Is our data secure?

Owned by Angie McCune
Oct 01, 2015

Privacy

QLess will not share any of your data or customer information with any third party.  We promise to never sell your customers' phone numbers, or send unsolicited advertising to their phones.  Customers that do opt-in to receiving marketing messages from you through QLess may easily opt-out at any time.  Customer data from production servers is never used outside of our production environment, and is kept properly-secured.

Communication

All of your communications with QLess servers are protected by 256-bit SSL encryption, with certificates issued by a trusted third party.  QLess Web Services include mechanisms to prevent Cross-Site Request Forgery (XSRF) attacks, and are rate-limited to prevent Denial Of Service (DOS) attacks.  QLess Web Service URLs are never required to contain any sensitive information, such as customer phone numbers.  QLess servers are hardened and protected by firewalls, preventing access to unauthorized ports, and preventing IP spoofing.  All of our Java Applets are signed by a digital code signing certificate that is issued by a trusted third party.  All access to QLess servers by QLess Operations staff is authenticated, encrypted, and audited.

Authentication

Access to QLess UIs and QLess Web Services is authenticated by a userid and password, that may be distinct for each user.  QLess does not store any user passwords, only a secure one-way hash.  QLess locks an account out of the system after 20 unsuccessful authentication attempts.  Users are required to change their password on the first login attempt after their account has been initially created.

Authorization

You may use QLess role-based security to restrict which locations, which queues, and which capabilities its employees may access.  QLess uses role-based security that lets you restrict your employees' access to certain system functionalities.

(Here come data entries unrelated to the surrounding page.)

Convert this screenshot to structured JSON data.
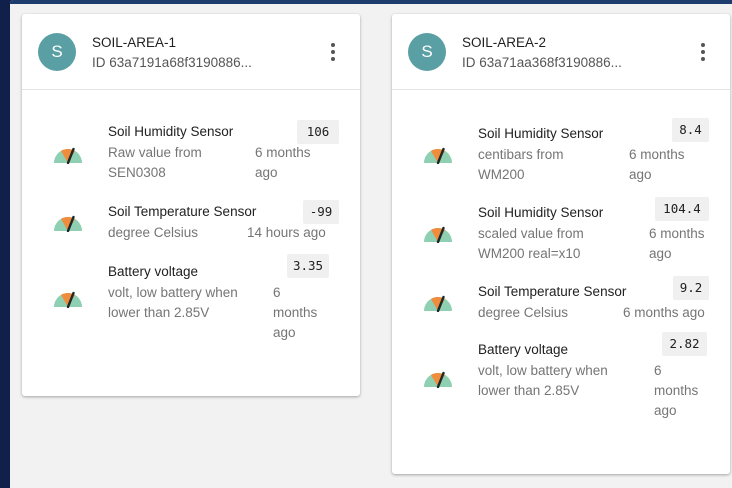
{
  "devices": [
    {
      "avatar_letter": "S",
      "name": "SOIL-AREA-1",
      "id": "ID 63a7191a68f3190886...",
      "sensors": [
        {
          "title": "Soil Humidity Sensor",
          "value": "106",
          "unit_lines": [
            "Raw value from",
            "SEN0308"
          ],
          "time_lines": [
            "6 months",
            "ago"
          ]
        },
        {
          "title": "Soil Temperature Sensor",
          "value": "-99",
          "unit_lines": [
            "degree Celsius"
          ],
          "time_lines": [
            "14 hours ago"
          ]
        },
        {
          "title": "Battery voltage",
          "value": "3.35",
          "unit_lines": [
            "volt, low battery when",
            "lower than 2.85V"
          ],
          "time_lines": [
            "6",
            "months",
            "ago"
          ]
        }
      ]
    },
    {
      "avatar_letter": "S",
      "name": "SOIL-AREA-2",
      "id": "ID 63a71aa368f3190886...",
      "sensors": [
        {
          "title": "Soil Humidity Sensor",
          "value": "8.4",
          "unit_lines": [
            "centibars from",
            "WM200"
          ],
          "time_lines": [
            "6 months",
            "ago"
          ]
        },
        {
          "title": "Soil Humidity Sensor",
          "value": "104.4",
          "unit_lines": [
            "scaled value from",
            "WM200 real=x10"
          ],
          "time_lines": [
            "6 months",
            "ago"
          ]
        },
        {
          "title": "Soil Temperature Sensor",
          "value": "9.2",
          "unit_lines": [
            "degree Celsius"
          ],
          "time_lines": [
            "6 months ago"
          ]
        },
        {
          "title": "Battery voltage",
          "value": "2.82",
          "unit_lines": [
            "volt, low battery when",
            "lower than 2.85V"
          ],
          "time_lines": [
            "6",
            "months",
            "ago"
          ]
        }
      ]
    }
  ],
  "colors": {
    "avatar": "#5a9fa3",
    "gauge_low": "#8fd0b3",
    "gauge_high": "#f08c3c",
    "background": "#f2f2f2"
  },
  "icons": {
    "menu": "more-vert-icon",
    "sensor": "gauge-icon"
  }
}
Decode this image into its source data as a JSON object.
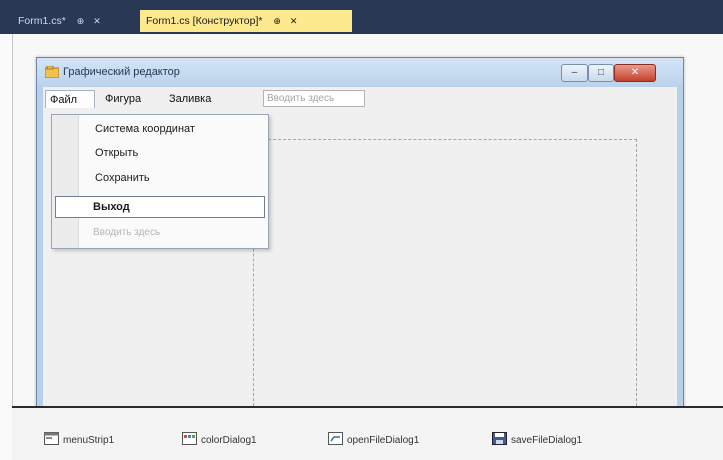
{
  "ide_tabs": [
    {
      "label": "Form1.cs*",
      "pin": "⊕",
      "close": "✕"
    },
    {
      "label": "Form1.cs [Конструктор]*",
      "pin": "⊕",
      "close": "✕"
    }
  ],
  "form": {
    "title": "Графический редактор",
    "buttons": {
      "minimize": "–",
      "maximize": "□",
      "close": "✕"
    }
  },
  "menubar": {
    "items": [
      "Файл",
      "Фигура",
      "Заливка"
    ],
    "type_here": "Вводить здесь"
  },
  "file_menu": {
    "items": [
      "Система координат",
      "Открыть",
      "Сохранить",
      "Выход"
    ],
    "selected": "Выход",
    "type_here": "Вводить здесь"
  },
  "component_tray": [
    "menuStrip1",
    "colorDialog1",
    "openFileDialog1",
    "saveFileDialog1"
  ],
  "colors": {
    "ide_tabbar": "#293955",
    "active_tab": "#fde98e",
    "form_border": "#6d86ad",
    "close_button": "#c6402c"
  }
}
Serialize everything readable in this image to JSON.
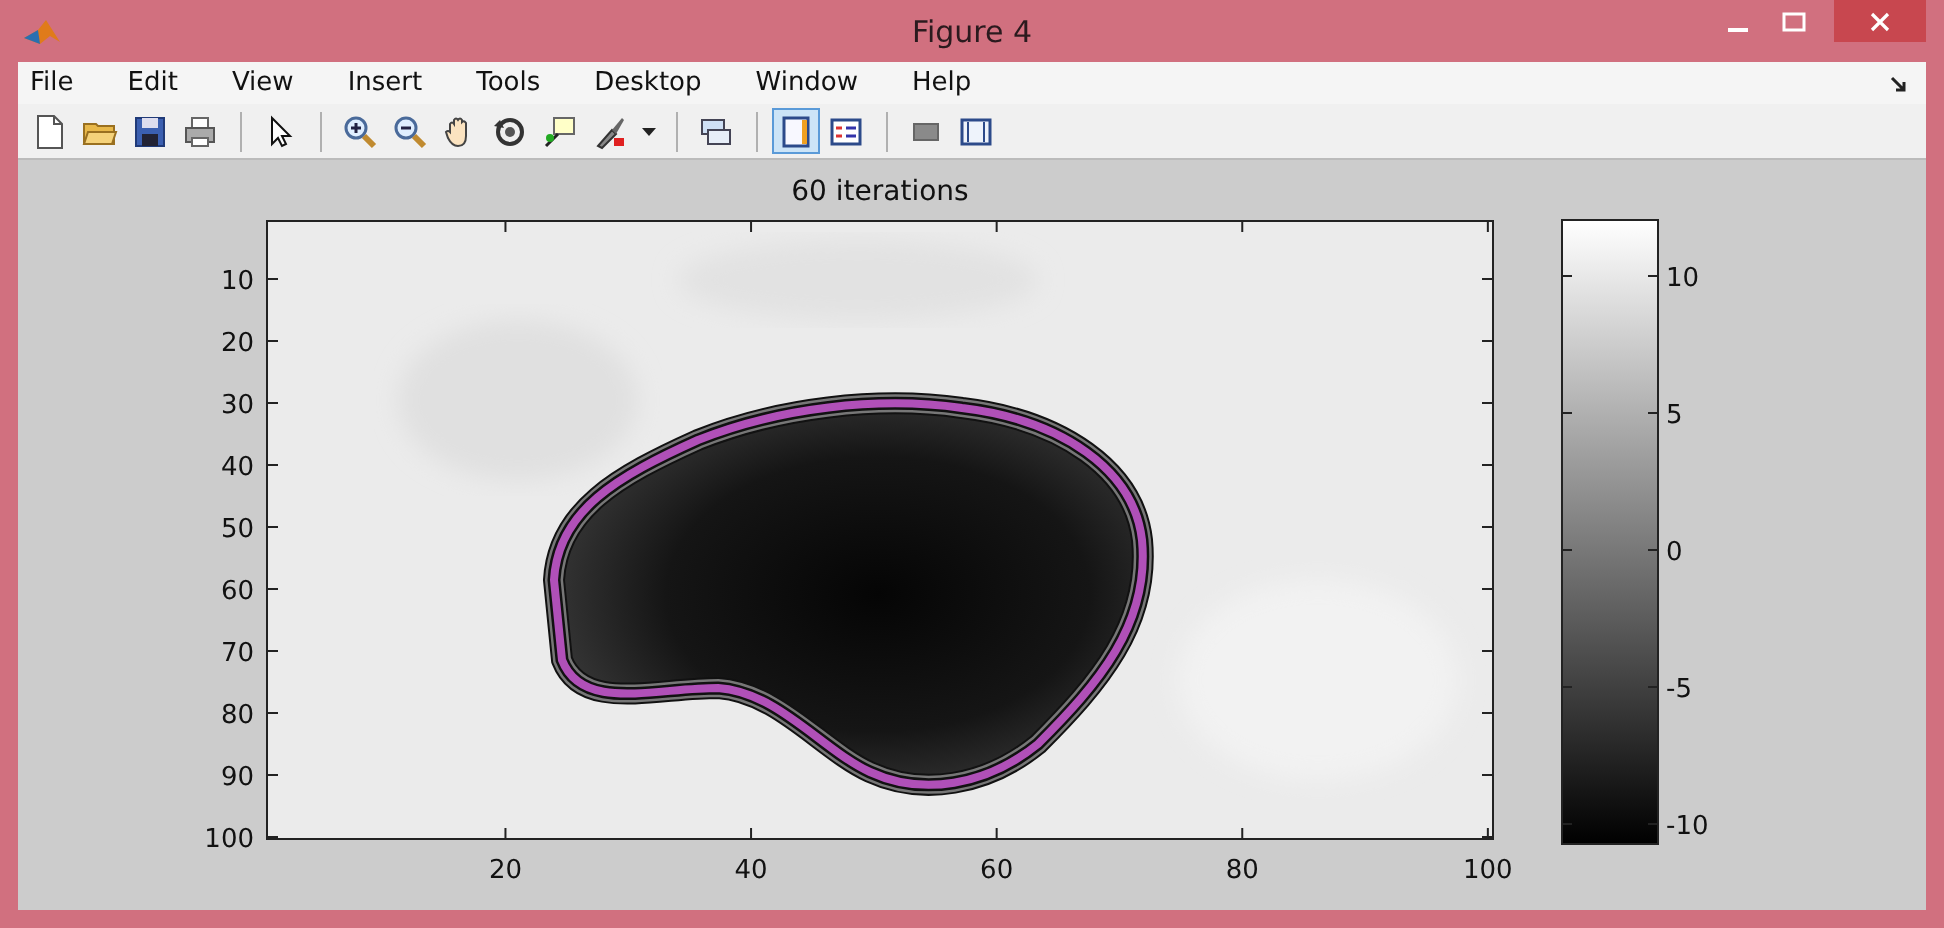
{
  "window": {
    "title": "Figure 4"
  },
  "menu": [
    "File",
    "Edit",
    "View",
    "Insert",
    "Tools",
    "Desktop",
    "Window",
    "Help"
  ],
  "toolbar": [
    {
      "kind": "new",
      "selected": false
    },
    {
      "kind": "open",
      "selected": false
    },
    {
      "kind": "save",
      "selected": false
    },
    {
      "kind": "print",
      "selected": false
    },
    {
      "kind": "sep"
    },
    {
      "kind": "pointer",
      "selected": false
    },
    {
      "kind": "sep"
    },
    {
      "kind": "zoom-in",
      "selected": false
    },
    {
      "kind": "zoom-out",
      "selected": false
    },
    {
      "kind": "pan",
      "selected": false
    },
    {
      "kind": "rotate",
      "selected": false
    },
    {
      "kind": "datacursor",
      "selected": false
    },
    {
      "kind": "brush",
      "selected": false
    },
    {
      "kind": "caret",
      "selected": false
    },
    {
      "kind": "sep"
    },
    {
      "kind": "link",
      "selected": false
    },
    {
      "kind": "sep"
    },
    {
      "kind": "colorbar",
      "selected": true
    },
    {
      "kind": "legend",
      "selected": false
    },
    {
      "kind": "sep"
    },
    {
      "kind": "hide",
      "selected": false
    },
    {
      "kind": "show",
      "selected": false
    }
  ],
  "axes": {
    "title": "60 iterations",
    "xticks": [
      "20",
      "40",
      "60",
      "80",
      "100"
    ],
    "yticks": [
      "10",
      "20",
      "30",
      "40",
      "50",
      "60",
      "70",
      "80",
      "90",
      "100"
    ],
    "colorbar_ticks": [
      "10",
      "5",
      "0",
      "-5",
      "-10"
    ]
  }
}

When employees don't have access to certain features, QLess user interfaces are automatically simplified to show them only what they need. Capabilities that may be enabled or disabled (on a per-queue or per-location basis) for individual users include:

  • Ability to add and remove customers to and from a queue
  • Ability to summon customers from a queue
  • Ability to mark customers arrived
  • Ability to activate and deactivate a queue
  • Ability to access reports

Traceability

Every action performed by your staff is permanently logged by QLess, and may be later audited.  Every time QLess releases a new version of its software to its own servers, we send a complete set of release notes to all customers with a description of each change included. Internally, every source code change is tracked to an issue that is contained in these release notes.

Data Centers

QLess data centers have regulated climate control, uninterrupted power with on-site diesel-powered generators, monitored closed-circuit television, a 24x7x365 on-site security team, military-grade pass cards, and biometric finger-scan/hand-scan units.  All QLess servers are backed-up off-site to cloud-based storage on a daily basis, and all backup data is encrypted before being transmitted.